Voulait être acrobate du Cirque du Soleil, est devenu consultant stratégique à Shanghaï.

« En fait, j’ai toujours été attiré par le mouvement sous toutes ses formes. Et quand j’allais voir les spectacles du Cirque du Soleil, c’était comme un rêve. Les costumes, les décors et, encore, le mouvement. Je voulais faire partie de ce qui m’impressionnait. Je voulais à mon tour impressionner et faire rêver les gens. Et, il faut l’avouer, j’étais déjà bien flexible donc je croyais en mes chances.

Quand on grandit dans un petit village, on n’a malheureusement pas toutes les opportunités à proximité.
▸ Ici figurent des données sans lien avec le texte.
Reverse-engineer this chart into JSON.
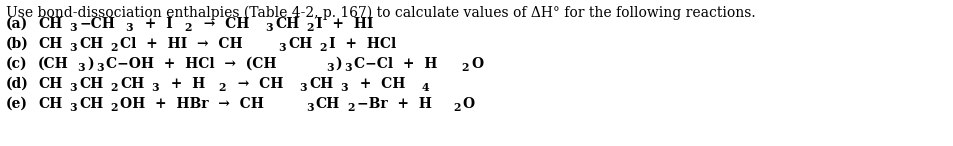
{
  "background_color": "#ffffff",
  "figsize": [
    9.54,
    1.46
  ],
  "dpi": 100,
  "font_family": "DejaVu Serif",
  "font_size": 10.0,
  "text_color": "#000000",
  "header": "Use bond-dissociation enthalpies (Table 4-2, p. 167) to calculate values of ΔH° for the following reactions.",
  "lines": [
    {
      "label": "(a)",
      "segments": [
        {
          "t": "CH",
          "s": false
        },
        {
          "t": "3",
          "s": true
        },
        {
          "t": "−CH",
          "s": false
        },
        {
          "t": "3",
          "s": true
        },
        {
          "t": "  +  I",
          "s": false
        },
        {
          "t": "2",
          "s": true
        },
        {
          "t": "  →  CH",
          "s": false
        },
        {
          "t": "3",
          "s": true
        },
        {
          "t": "CH",
          "s": false
        },
        {
          "t": "2",
          "s": true
        },
        {
          "t": "I  +  HI",
          "s": false
        }
      ]
    },
    {
      "label": "(b)",
      "segments": [
        {
          "t": "CH",
          "s": false
        },
        {
          "t": "3",
          "s": true
        },
        {
          "t": "CH",
          "s": false
        },
        {
          "t": "2",
          "s": true
        },
        {
          "t": "Cl  +  HI  →  CH",
          "s": false
        },
        {
          "t": "3",
          "s": true
        },
        {
          "t": "CH",
          "s": false
        },
        {
          "t": "2",
          "s": true
        },
        {
          "t": "I  +  HCl",
          "s": false
        }
      ]
    },
    {
      "label": "(c)",
      "segments": [
        {
          "t": "(CH",
          "s": false
        },
        {
          "t": "3",
          "s": true
        },
        {
          "t": ")",
          "s": false
        },
        {
          "t": "3",
          "s": true
        },
        {
          "t": "C−OH  +  HCl  →  (CH",
          "s": false
        },
        {
          "t": "3",
          "s": true
        },
        {
          "t": ")",
          "s": false
        },
        {
          "t": "3",
          "s": true
        },
        {
          "t": "C−Cl  +  H",
          "s": false
        },
        {
          "t": "2",
          "s": true
        },
        {
          "t": "O",
          "s": false
        }
      ]
    },
    {
      "label": "(d)",
      "segments": [
        {
          "t": "CH",
          "s": false
        },
        {
          "t": "3",
          "s": true
        },
        {
          "t": "CH",
          "s": false
        },
        {
          "t": "2",
          "s": true
        },
        {
          "t": "CH",
          "s": false
        },
        {
          "t": "3",
          "s": true
        },
        {
          "t": "  +  H",
          "s": false
        },
        {
          "t": "2",
          "s": true
        },
        {
          "t": "  →  CH",
          "s": false
        },
        {
          "t": "3",
          "s": true
        },
        {
          "t": "CH",
          "s": false
        },
        {
          "t": "3",
          "s": true
        },
        {
          "t": "  +  CH",
          "s": false
        },
        {
          "t": "4",
          "s": true
        }
      ]
    },
    {
      "label": "(e)",
      "segments": [
        {
          "t": "CH",
          "s": false
        },
        {
          "t": "3",
          "s": true
        },
        {
          "t": "CH",
          "s": false
        },
        {
          "t": "2",
          "s": true
        },
        {
          "t": "OH  +  HBr  →  CH",
          "s": false
        },
        {
          "t": "3",
          "s": true
        },
        {
          "t": "CH",
          "s": false
        },
        {
          "t": "2",
          "s": true
        },
        {
          "t": "−Br  +  H",
          "s": false
        },
        {
          "t": "2",
          "s": true
        },
        {
          "t": "O",
          "s": false
        }
      ]
    }
  ]
}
Quand il est venu le temps d’aller au secondaire, ma famille et moi avons regardé pour des programmes sport-études cirque. Et quand mes parents m’ont demandé si j’étais prêt à quitter la maison à un aussi jeune âge (j’avais 11 ans en secondaire 1), la réponse a été non. J’ai donc intégré un programme de langues. D’année en année, je me suis rendu compte que le cirque était peut-être une passion et que les langues ainsi que l’international étaient ce vers quoi je devais me dévouer.

« Quand on grandit dans un petit village, on n’a malheureusement pas toutes les opportunités à proximité. »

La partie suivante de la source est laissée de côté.